Наталья Мещанинова – без сомнения, герой этого года, если не сказать нашего времени. «Аритмия», послужившая для неё трамплином в мир хедлайнеров российского кино , не просто стала событием в пространстве нашего (обратимся к неискоренимым стереотипам) киношного безрыбья, она проложила дорогу надежде. На что?.. как минимум, на появление подобных фильмов в скорейшем будущем и продолжение громкой карьеры Мещаниновой. И то, и другое не заставило себя ждать. Второй подряд фильм Мещаниновой взял гран-при последнего Кинотавра.

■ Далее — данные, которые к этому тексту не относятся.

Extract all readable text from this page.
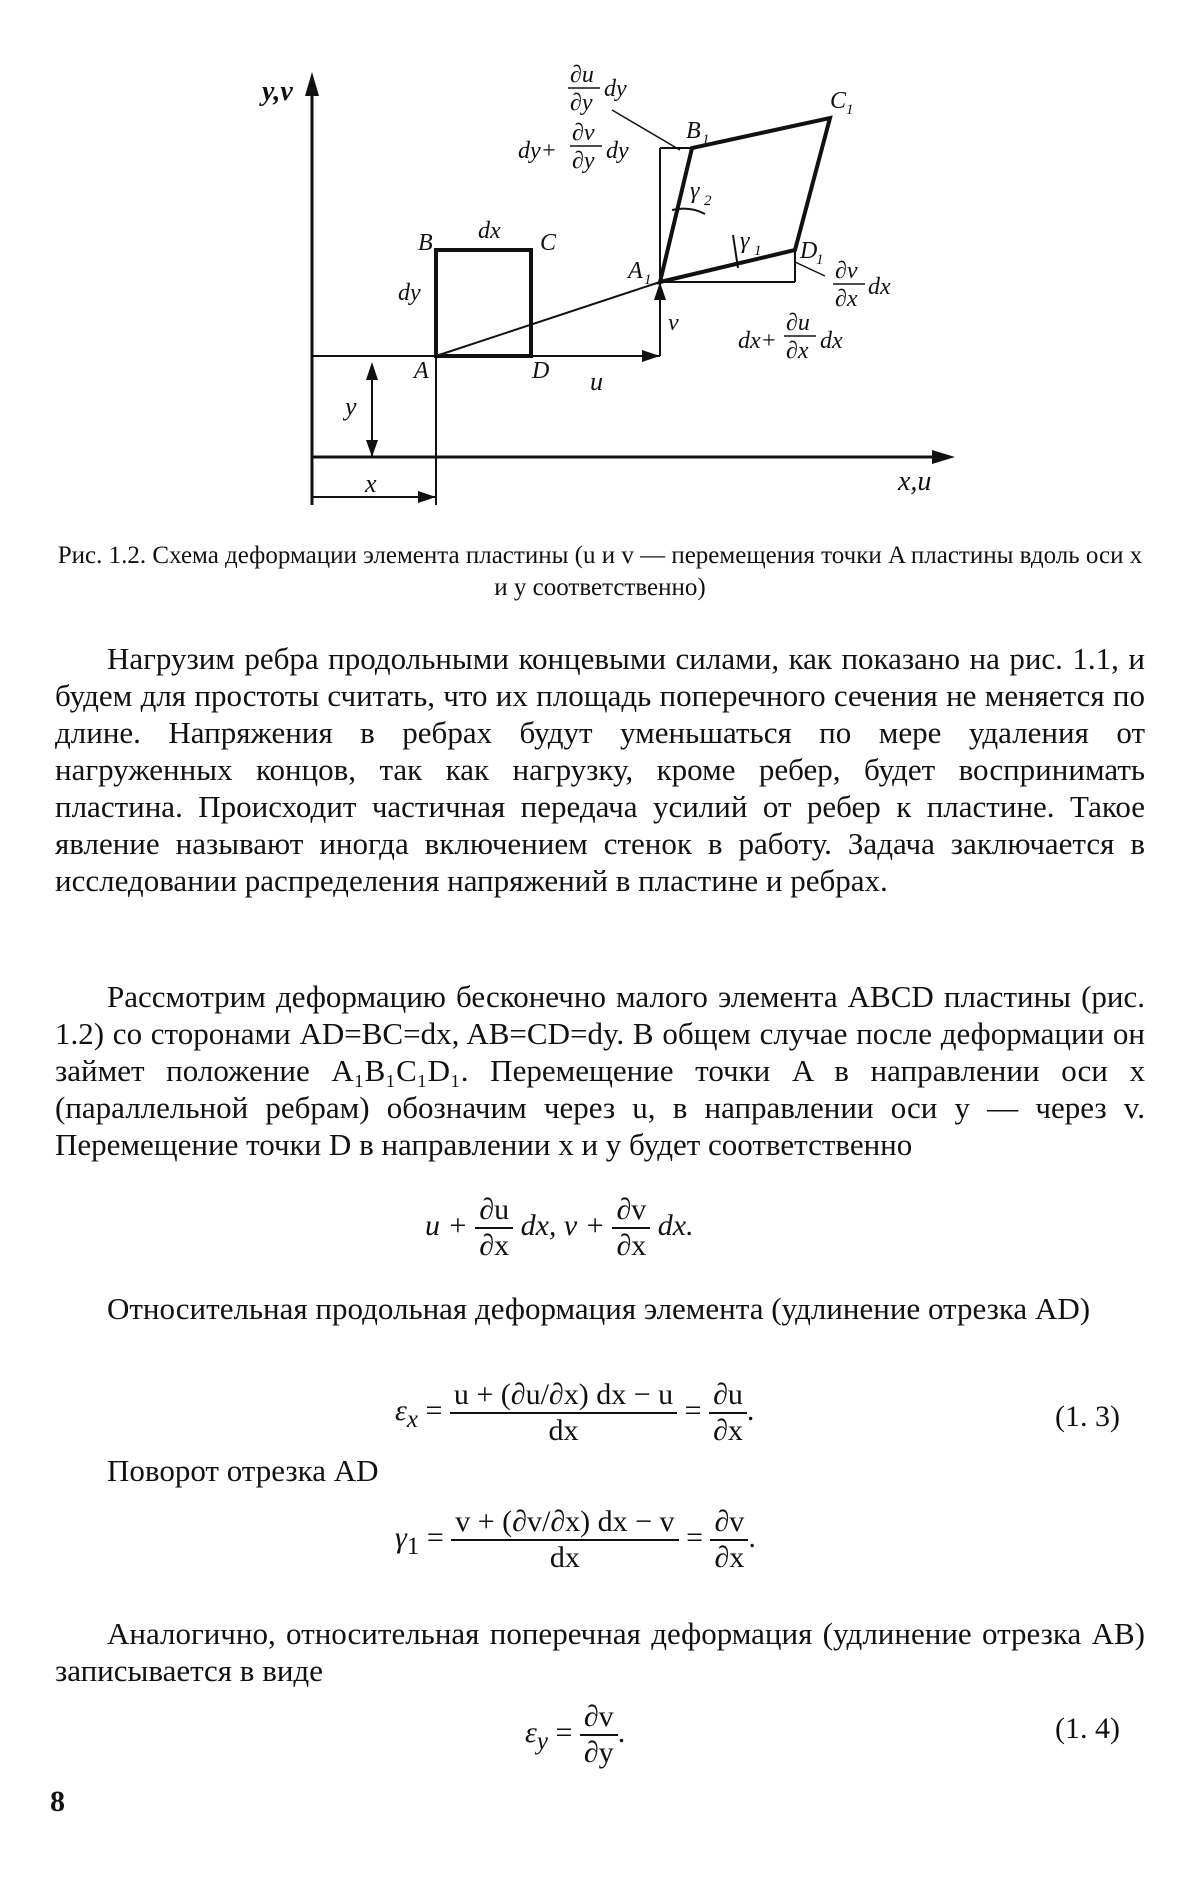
y,v
x,u
x
y
B	C
A	D
dx
dy
u
v
A 1
B 1
C 1
D
1
γ 2
γ 1
∂u
∂y
dy
dy+
∂v
∂y dy
∂v
∂x dx
dx+
∂u
∂x dx
Рис. 1.2. Схема деформации элемента пластины (u и v — перемещения точки A пластины вдоль оси x и y соответственно)
Нагрузим ребра продольными концевыми силами, как показано на рис. 1.1, и будем для простоты считать, что их площадь поперечного сечения не меняется по длине. Напряжения в ребрах будут уменьшаться по мере удаления от нагруженных концов, так как нагрузку, кроме ребер, будет воспринимать пластина. Происходит частичная передача усилий от ребер к пластине. Такое явление называют иногда включением стенок в работу. Задача заключается в исследовании распределения напряжений в пластине и ребрах.
Рассмотрим деформацию бесконечно малого элемента ABCD пластины (рис. 1.2) со сторонами AD=BC=dx, AB=CD=dy. В общем случае после деформации он займет положение A₁B₁C₁D₁. Перемещение точки A в направлении оси x (параллельной ребрам) обозначим через u, в направлении оси y — через v. Перемещение точки D в направлении x и y будет соответственно
$u + \frac{\partial u}{\partial x}$ dx, $v + \frac{\partial v}{\partial x}$ dx.
Относительная продольная деформация элемента (удлинение отрезка AD)
$\varepsilon_x = \frac{u + (\partial u/\partial x) dx - u}{dx} = \frac{\partial u}{\partial x}$ .	(1. 3)
Поворот отрезка AD
$\gamma_1 = \frac{v + (\partial v/\partial x) dx - v}{dx} = \frac{\partial v}{\partial x}$ .
Аналогично, относительная поперечная деформация (удлинение отрезка AB) записывается в виде
$\varepsilon_y = \frac{\partial v}{\partial y}$ .	(1. 4)
8
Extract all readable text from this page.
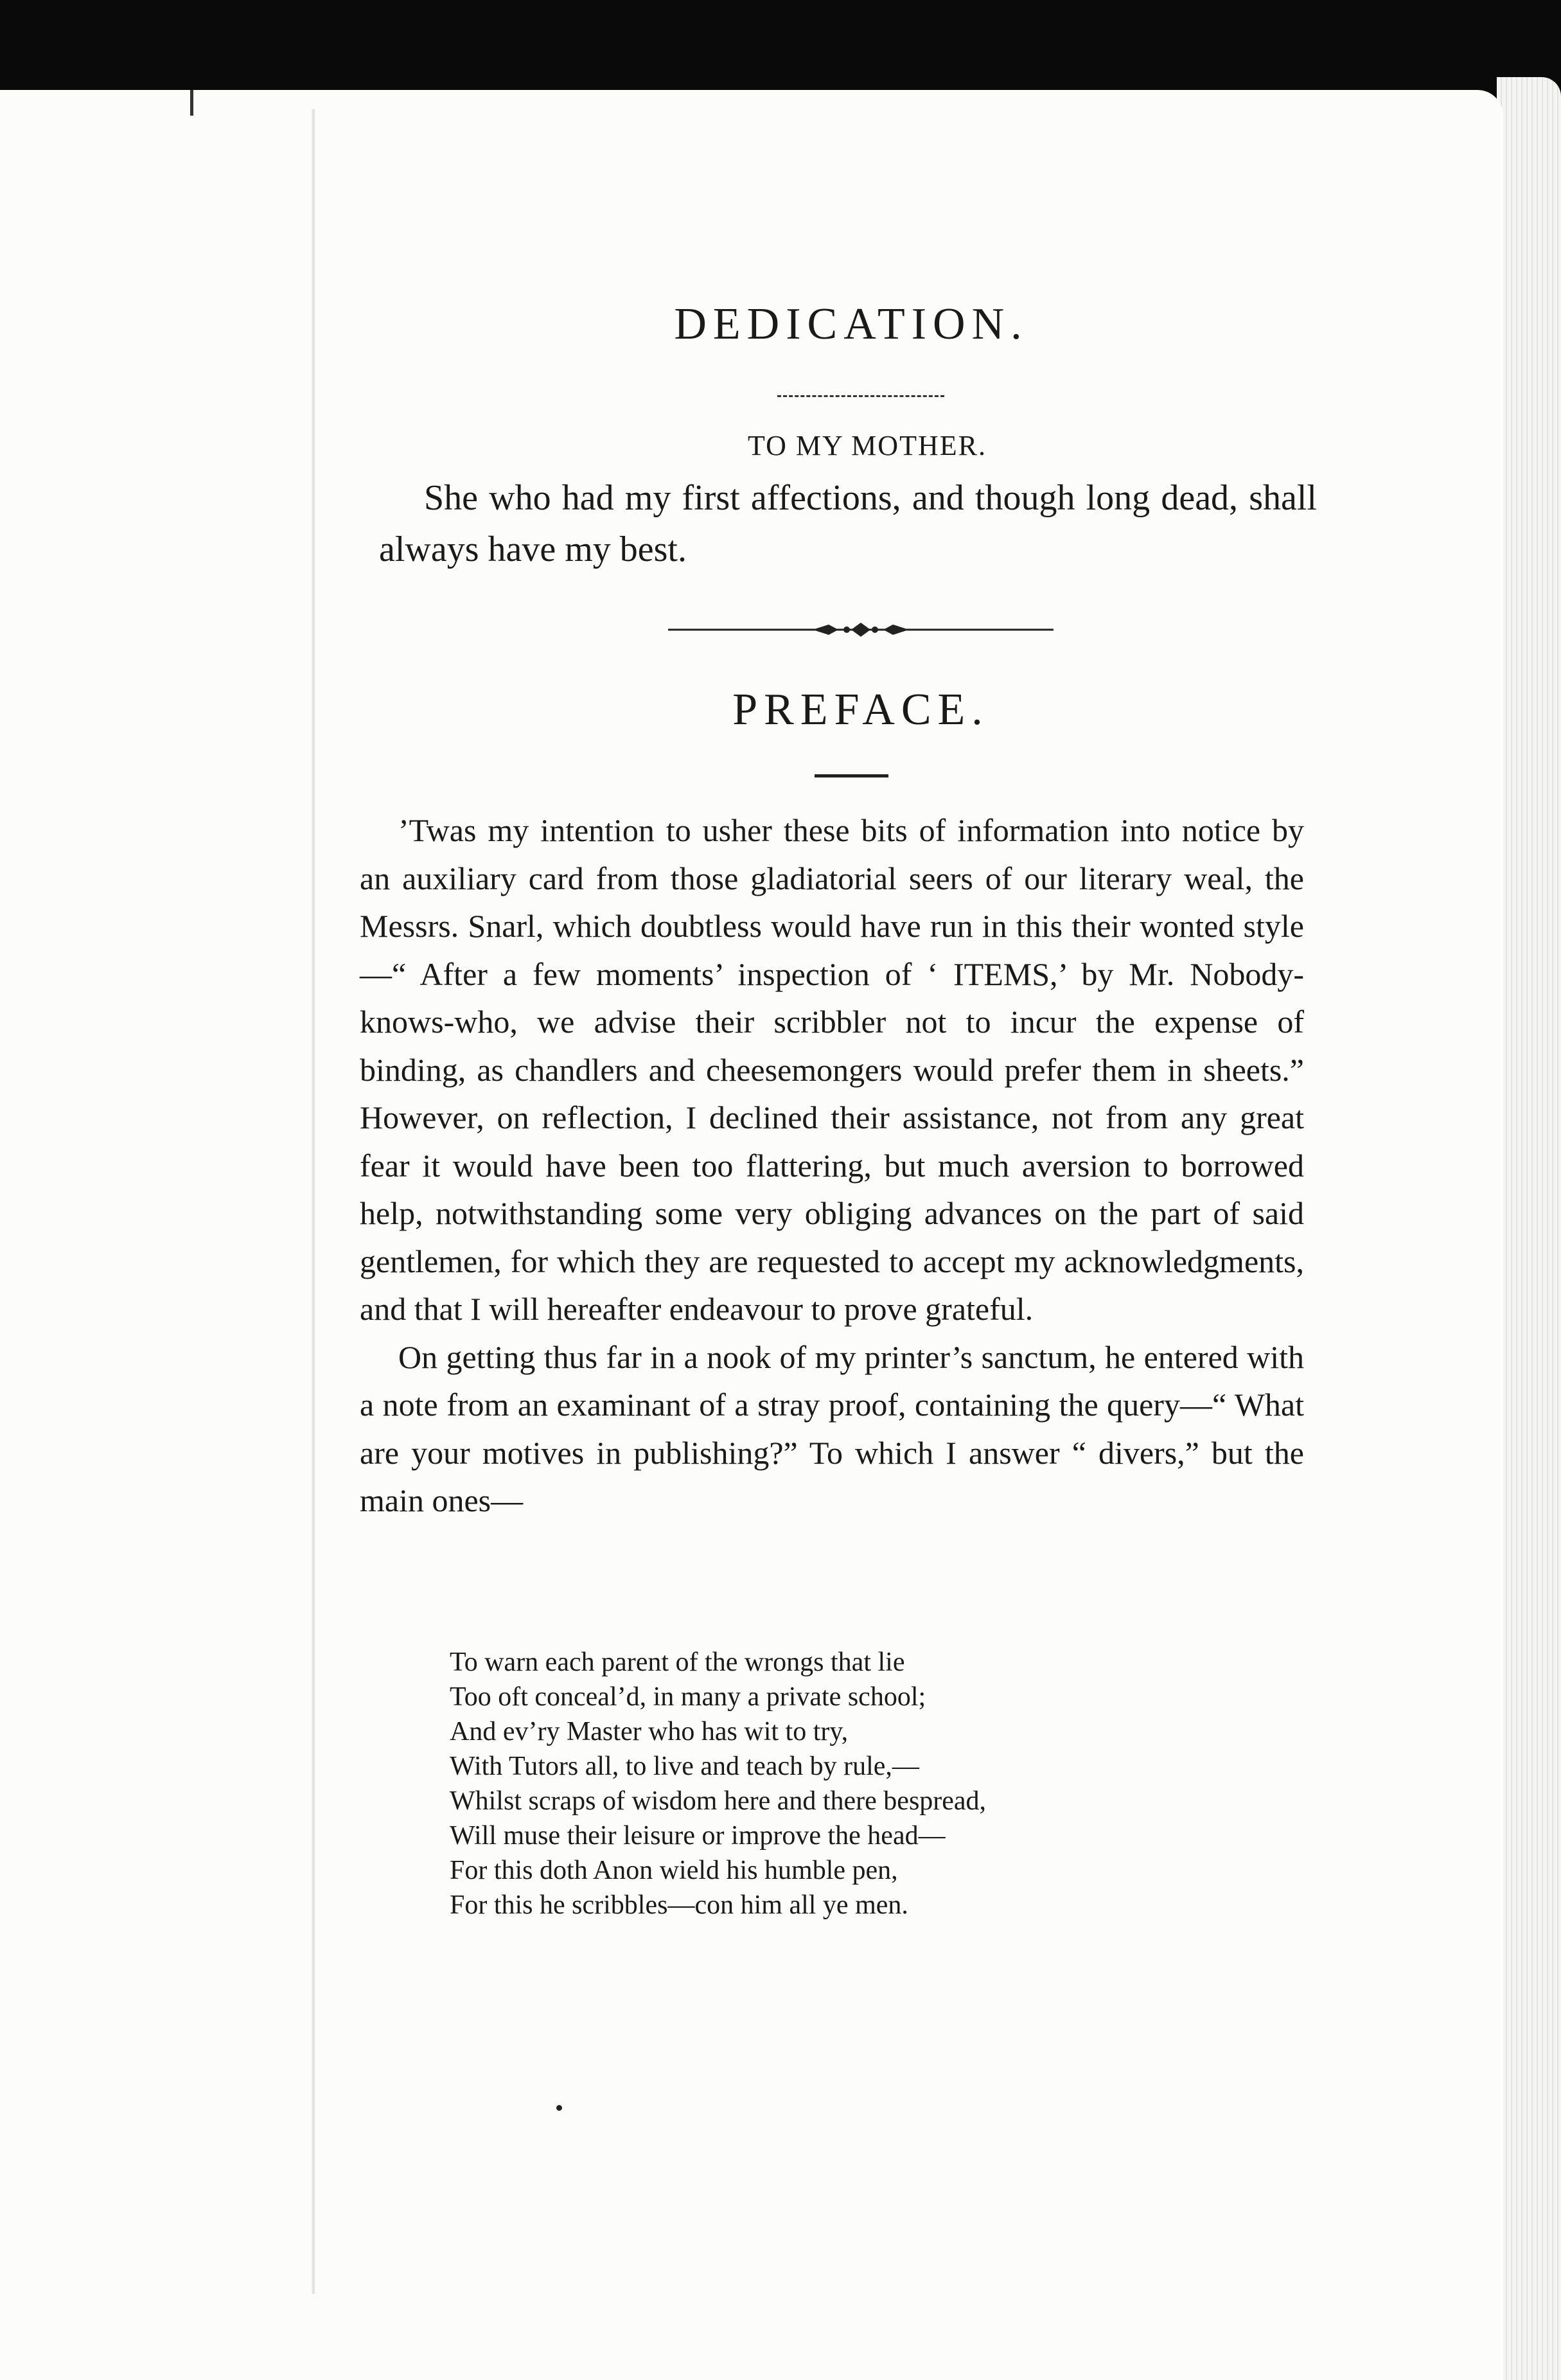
DEDICATION.
TO MY MOTHER.
She who had my first affections, and though long dead, shall always have my best.
PREFACE.

’Twas my intention to usher these bits of information into notice by an auxiliary card from those gladiatorial seers of our literary weal, the Messrs. Snarl, which doubtless would have run in this their wonted style—“ After a few moments’ inspection of ‘ ITEMS,’ by Mr. Nobody-knows-who, we advise their scribbler not to incur the expense of binding, as chandlers and cheesemongers would prefer them in sheets.” However, on reflection, I declined their assistance, not from any great fear it would have been too flattering, but much aversion to borrowed help, notwithstanding some very obliging advances on the part of said gentlemen, for which they are requested to accept my acknowledgments, and that I will hereafter endeavour to prove grateful.

On getting thus far in a nook of my printer’s sanctum, he entered with a note from an examinant of a stray proof, containing the query—“ What are your motives in publishing?” To which I answer “ divers,” but the main ones—

To warn each parent of the wrongs that lie
Too oft conceal’d, in many a private school;
And ev’ry Master who has wit to try,
With Tutors all, to live and teach by rule,—
Whilst scraps of wisdom here and there bespread,
Will muse their leisure or improve the head—
For this doth Anon wield his humble pen,
For this he scribbles—con him all ye men.
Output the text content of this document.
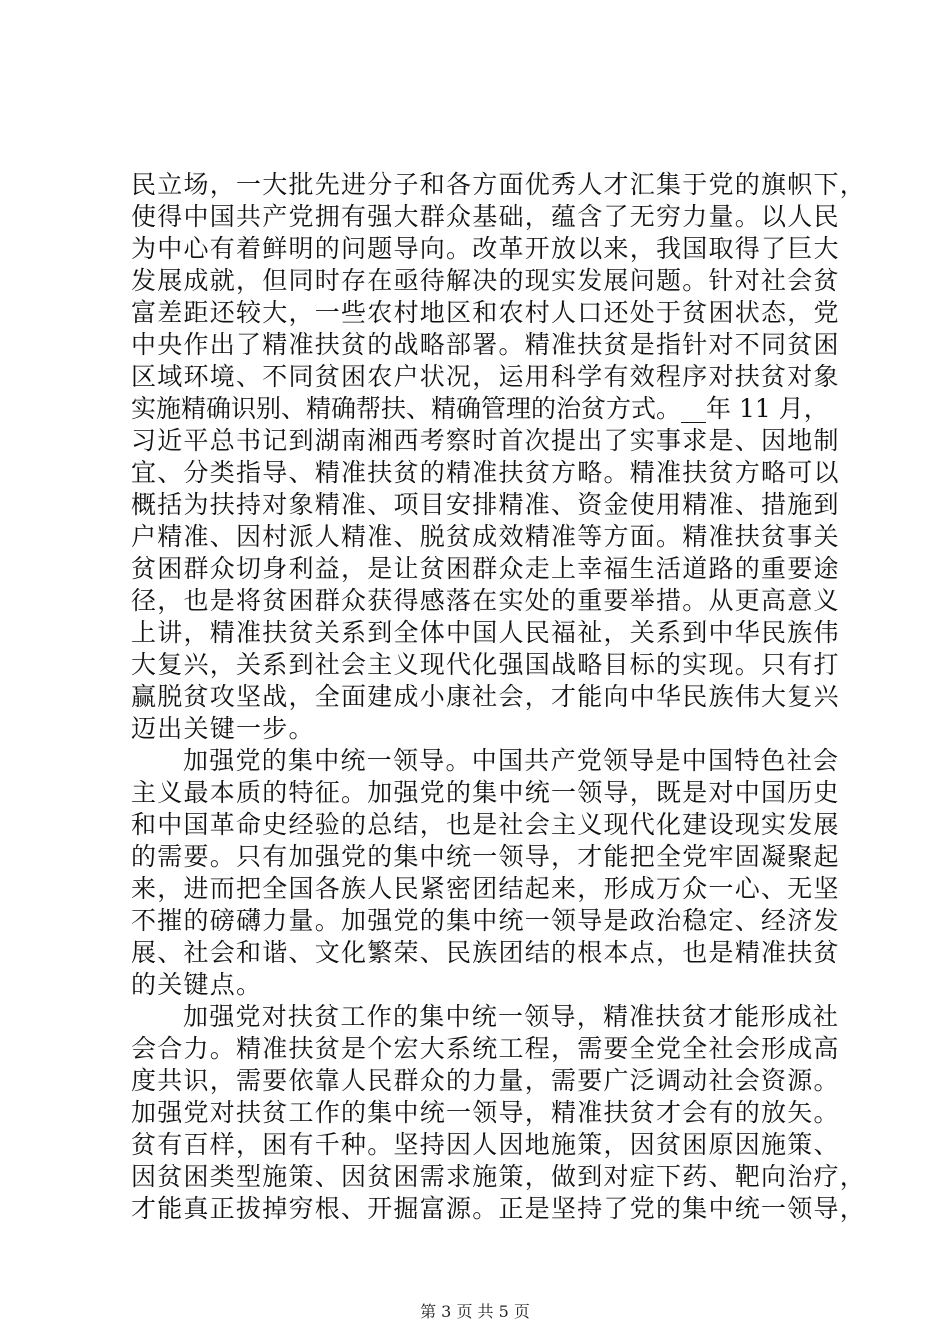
民立场，一大批先进分子和各方面优秀人才汇集于党的旗帜下，
使得中国共产党拥有强大群众基础，蕴含了无穷力量。以人民
为中心有着鲜明的问题导向。改革开放以来，我国取得了巨大
发展成就，但同时存在亟待解决的现实发展问题。针对社会贫
富差距还较大，一些农村地区和农村人口还处于贫困状态，党
中央作出了精准扶贫的战略部署。精准扶贫是指针对不同贫困
区域环境、不同贫困农户状况，运用科学有效程序对扶贫对象
实施精确识别、精确帮扶、精确管理的治贫方式。__年 11 月，
习近平总书记到湖南湘西考察时首次提出了实事求是、因地制
宜、分类指导、精准扶贫的精准扶贫方略。精准扶贫方略可以
概括为扶持对象精准、项目安排精准、资金使用精准、措施到
户精准、因村派人精准、脱贫成效精准等方面。精准扶贫事关
贫困群众切身利益，是让贫困群众走上幸福生活道路的重要途
径，也是将贫困群众获得感落在实处的重要举措。从更高意义
上讲，精准扶贫关系到全体中国人民福祉，关系到中华民族伟
大复兴，关系到社会主义现代化强国战略目标的实现。只有打
赢脱贫攻坚战，全面建成小康社会，才能向中华民族伟大复兴
迈出关键一步。
加强党的集中统一领导。中国共产党领导是中国特色社会
主义最本质的特征。加强党的集中统一领导，既是对中国历史
和中国革命史经验的总结，也是社会主义现代化建设现实发展
的需要。只有加强党的集中统一领导，才能把全党牢固凝聚起
来，进而把全国各族人民紧密团结起来，形成万众一心、无坚
不摧的磅礴力量。加强党的集中统一领导是政治稳定、经济发
展、社会和谐、文化繁荣、民族团结的根本点，也是精准扶贫
的关键点。
加强党对扶贫工作的集中统一领导，精准扶贫才能形成社
会合力。精准扶贫是个宏大系统工程，需要全党全社会形成高
度共识，需要依靠人民群众的力量，需要广泛调动社会资源。
加强党对扶贫工作的集中统一领导，精准扶贫才会有的放矢。
贫有百样，困有千种。坚持因人因地施策，因贫困原因施策、
因贫困类型施策、因贫困需求施策，做到对症下药、靶向治疗，
才能真正拔掉穷根、开掘富源。正是坚持了党的集中统一领导，
第 3 页 共 5 页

Справедливости ради, говоря о «Сердце мира», стоит иметь в виду авторский тандем: Борис Хлебников (режиссер «Аритмии») выступил соавтором сценария. И его влияние на новую картину очевидно, отчего избежать сравнения трудно. «Аритмия» и «Сердце мира» связаны, как две части ещё не оконченной трилогии. Кто знает, возможно, какой-нибудь «сердечной трилогии»? Даже одно то, что сюжеты обеих картин косвенно обязаны российскому законодательству (законам о скорой помощи и контактной притравке) позволяет в них видеть единую природу творческого намерения. И «Аритмия», и «Сердце мира», хоть и не являются продуктами остросоциального искусства, тем не менее, исходят из так называемой «правды жизни», создавая эстетизм на почве презренных будней. Успех двух фильмов как будто свидетельствует о том, что кино о простых (маленьких?) людях и простых историях становится востребованным.
Решив трансформировать врача скорой помощи в ветеринара, авторы явно намеревались развить тему человека, стоящего на страже самой жизни. Протагонист «Сердца мира» – снова странноватый врачеватель, лечащий в силу подкожного чувства долга, за которое он держится как за единственный смысл своей жизни, но при этом с трудом вписывающийся в социум. Но, если в «Аритмии» в сюжетном фокусе находились отношения героя с женой (что делало историю во многом камерной), то в «Сердце мира», иная природа героя становится самостоятельной нравственной темой. Наталья Мещанинова исследует феномен человека-зверя.
Поэтому круг драматургических увязок в «Сердце мира» по сравнению с «Аритмией» значительно шире. Вместо разводящейся пары, здесь – некое подобие недооформленной семьи, с матерью одиночкой (сын Ваня), её родителями и молодым ветеринаром Егором, живущими в замкнутом мирке притравочной станции, наполненной всяким домашним и диким зверьем. Ухаживая за «тварью», они сами притираются друг к другу, руководствуясь разными инстинктами, представлениями о ценности жизни и праве на другого.
Краеугольный камень истории – Егор. Со всех сторон на него напирает любовь, готовая выплеснуться из недр простой русской тоски. Сделай он шаг навстречу – он и муж, и отец, и зять, и сын. «Притягательность» Егора, заключена не столько в его незаменимости как работника, без коего полетит к чертям весь сложный организм притравочной станции (и притравочной семьи), сколько в том, что он и есть бескорыстно-щедрое сердце мира. Но он всего сторонится, живет у себя во флигельке, обществу людей предпочитает одинокие прогулки с раненной собакой Белкой, которой достается вся его ласка.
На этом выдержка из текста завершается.